Fr McMorrow, whose parish of Killesher and Kinawley straddles the border between Cavan and Fermanagh, is one of five priests who have signed an open letter to Taoiseach Leo Varadkar, reminding the Government of its December 2017 promise to guard the interests of Northern nationalists in the Brexit negotiations and guarantee to protect their rights as Irish citizens.
Institutions
Noting that the North’s political institutions remain suspended and the British government continues to rely on the DUP, the letter observes that “there is a very real potential that partition could be reinforced, and our country and our people further divided”, calling on the Government to redouble its efforts.
Among the letter’s 1,000 signatories are film director Jim Sheridan, actor Adrian Dunbar and footballer James McClean.
“The way the North is at the moment, I have really no public representatives fighting my corner,” Kildress, Co. Tyrone priest Fr Patrick Hughes told The Irish Catholic. “I have no one at the moment who’s a spokesman for me, and I feel that the only one is the Taoiseach. He’s the one that we’re looking to to make sure that our rights are kept to the fore.”

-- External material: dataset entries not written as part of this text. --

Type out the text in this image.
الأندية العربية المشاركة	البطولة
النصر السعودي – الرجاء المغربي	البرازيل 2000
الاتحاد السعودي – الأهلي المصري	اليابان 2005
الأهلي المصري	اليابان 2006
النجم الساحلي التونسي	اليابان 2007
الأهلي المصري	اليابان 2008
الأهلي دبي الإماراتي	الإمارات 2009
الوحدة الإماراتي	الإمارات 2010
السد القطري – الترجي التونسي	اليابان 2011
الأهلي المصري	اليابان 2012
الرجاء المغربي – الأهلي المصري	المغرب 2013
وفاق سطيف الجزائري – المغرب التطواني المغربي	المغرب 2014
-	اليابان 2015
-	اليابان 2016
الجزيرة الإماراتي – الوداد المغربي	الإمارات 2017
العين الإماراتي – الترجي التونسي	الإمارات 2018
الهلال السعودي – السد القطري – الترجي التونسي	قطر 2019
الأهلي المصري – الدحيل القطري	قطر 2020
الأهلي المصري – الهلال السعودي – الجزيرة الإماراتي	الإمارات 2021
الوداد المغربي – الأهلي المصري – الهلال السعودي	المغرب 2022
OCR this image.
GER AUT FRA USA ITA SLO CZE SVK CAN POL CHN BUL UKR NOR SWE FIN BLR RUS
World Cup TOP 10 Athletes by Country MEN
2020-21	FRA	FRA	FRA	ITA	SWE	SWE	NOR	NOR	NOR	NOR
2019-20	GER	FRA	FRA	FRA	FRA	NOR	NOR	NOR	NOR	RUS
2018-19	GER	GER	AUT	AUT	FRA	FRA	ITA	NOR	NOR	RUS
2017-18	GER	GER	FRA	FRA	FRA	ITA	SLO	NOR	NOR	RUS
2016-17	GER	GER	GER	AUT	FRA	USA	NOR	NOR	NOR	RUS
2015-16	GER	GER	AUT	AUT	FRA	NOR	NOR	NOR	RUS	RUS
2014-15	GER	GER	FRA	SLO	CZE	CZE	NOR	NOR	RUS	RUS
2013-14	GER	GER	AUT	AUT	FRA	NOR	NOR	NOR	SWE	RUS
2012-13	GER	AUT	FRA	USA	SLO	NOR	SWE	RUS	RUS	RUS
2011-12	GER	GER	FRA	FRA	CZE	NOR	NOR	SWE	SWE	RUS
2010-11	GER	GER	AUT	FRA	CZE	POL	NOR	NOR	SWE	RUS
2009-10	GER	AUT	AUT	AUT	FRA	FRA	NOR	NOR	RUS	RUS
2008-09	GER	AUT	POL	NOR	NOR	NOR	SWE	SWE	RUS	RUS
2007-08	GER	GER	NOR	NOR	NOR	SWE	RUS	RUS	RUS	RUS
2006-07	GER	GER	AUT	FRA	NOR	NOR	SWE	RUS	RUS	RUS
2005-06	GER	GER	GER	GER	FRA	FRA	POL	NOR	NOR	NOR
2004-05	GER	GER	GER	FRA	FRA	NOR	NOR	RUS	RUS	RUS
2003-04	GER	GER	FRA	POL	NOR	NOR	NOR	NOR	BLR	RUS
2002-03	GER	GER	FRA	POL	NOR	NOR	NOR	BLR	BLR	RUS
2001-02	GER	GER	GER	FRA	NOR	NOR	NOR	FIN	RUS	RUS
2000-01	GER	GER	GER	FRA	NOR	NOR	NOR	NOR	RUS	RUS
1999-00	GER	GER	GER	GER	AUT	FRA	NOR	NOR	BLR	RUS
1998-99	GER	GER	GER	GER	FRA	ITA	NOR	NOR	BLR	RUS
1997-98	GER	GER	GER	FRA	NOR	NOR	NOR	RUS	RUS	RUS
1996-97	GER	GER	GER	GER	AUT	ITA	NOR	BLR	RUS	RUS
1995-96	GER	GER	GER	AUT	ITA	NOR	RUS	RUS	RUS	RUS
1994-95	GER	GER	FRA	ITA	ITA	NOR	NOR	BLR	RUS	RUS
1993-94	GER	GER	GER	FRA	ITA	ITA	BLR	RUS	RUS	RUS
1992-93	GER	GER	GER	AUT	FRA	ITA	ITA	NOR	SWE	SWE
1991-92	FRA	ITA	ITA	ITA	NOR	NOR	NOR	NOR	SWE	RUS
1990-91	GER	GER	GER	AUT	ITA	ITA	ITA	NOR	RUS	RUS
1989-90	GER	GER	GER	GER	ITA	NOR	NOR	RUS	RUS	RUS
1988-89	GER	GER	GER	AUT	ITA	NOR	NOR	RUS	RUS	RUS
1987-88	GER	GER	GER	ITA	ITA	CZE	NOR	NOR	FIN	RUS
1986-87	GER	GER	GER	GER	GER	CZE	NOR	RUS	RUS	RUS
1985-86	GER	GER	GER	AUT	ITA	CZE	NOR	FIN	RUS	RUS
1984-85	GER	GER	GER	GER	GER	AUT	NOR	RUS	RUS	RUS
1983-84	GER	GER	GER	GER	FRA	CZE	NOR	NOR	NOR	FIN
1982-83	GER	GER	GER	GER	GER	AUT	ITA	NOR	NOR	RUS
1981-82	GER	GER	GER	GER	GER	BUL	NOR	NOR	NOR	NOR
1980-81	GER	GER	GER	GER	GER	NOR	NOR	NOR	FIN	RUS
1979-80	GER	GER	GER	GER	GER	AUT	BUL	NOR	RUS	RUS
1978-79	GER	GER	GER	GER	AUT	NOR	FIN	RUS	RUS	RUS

Raising concerns about post-Brexit medical care and university access in the Republic for Irish citizens from the North, Fr Hughes said: “The practicalities are not discussed at all. We don’t know where we stand.”
Neglected
“I just feel that we don’t have anybody – we have no government here in Northern Ireland and we have nobody speaking for us in Westminster either, so we just could fall very easily at the end of negotiations when they’re trying to rush it through. We could be all neglected,” he said.
Stressing that both Protestants and Catholics in border communities are concerned about the prospect of a hard border, and that he had not signed the letter as a partisan gesture, Fr McMorrow said: “It’s just to keep it on the agenda fairly firmly that we be looked after, because a border would be very much a retrograde step for the Peace Process.”
There is a concern in the area that a hardened border could revive old tensions, he added.
“We’re very much on the coalface, because we suffered in the past detrimentally in the parish here,” he said. “That’d be our fear, that we’d be reverting back to some sort of instability.”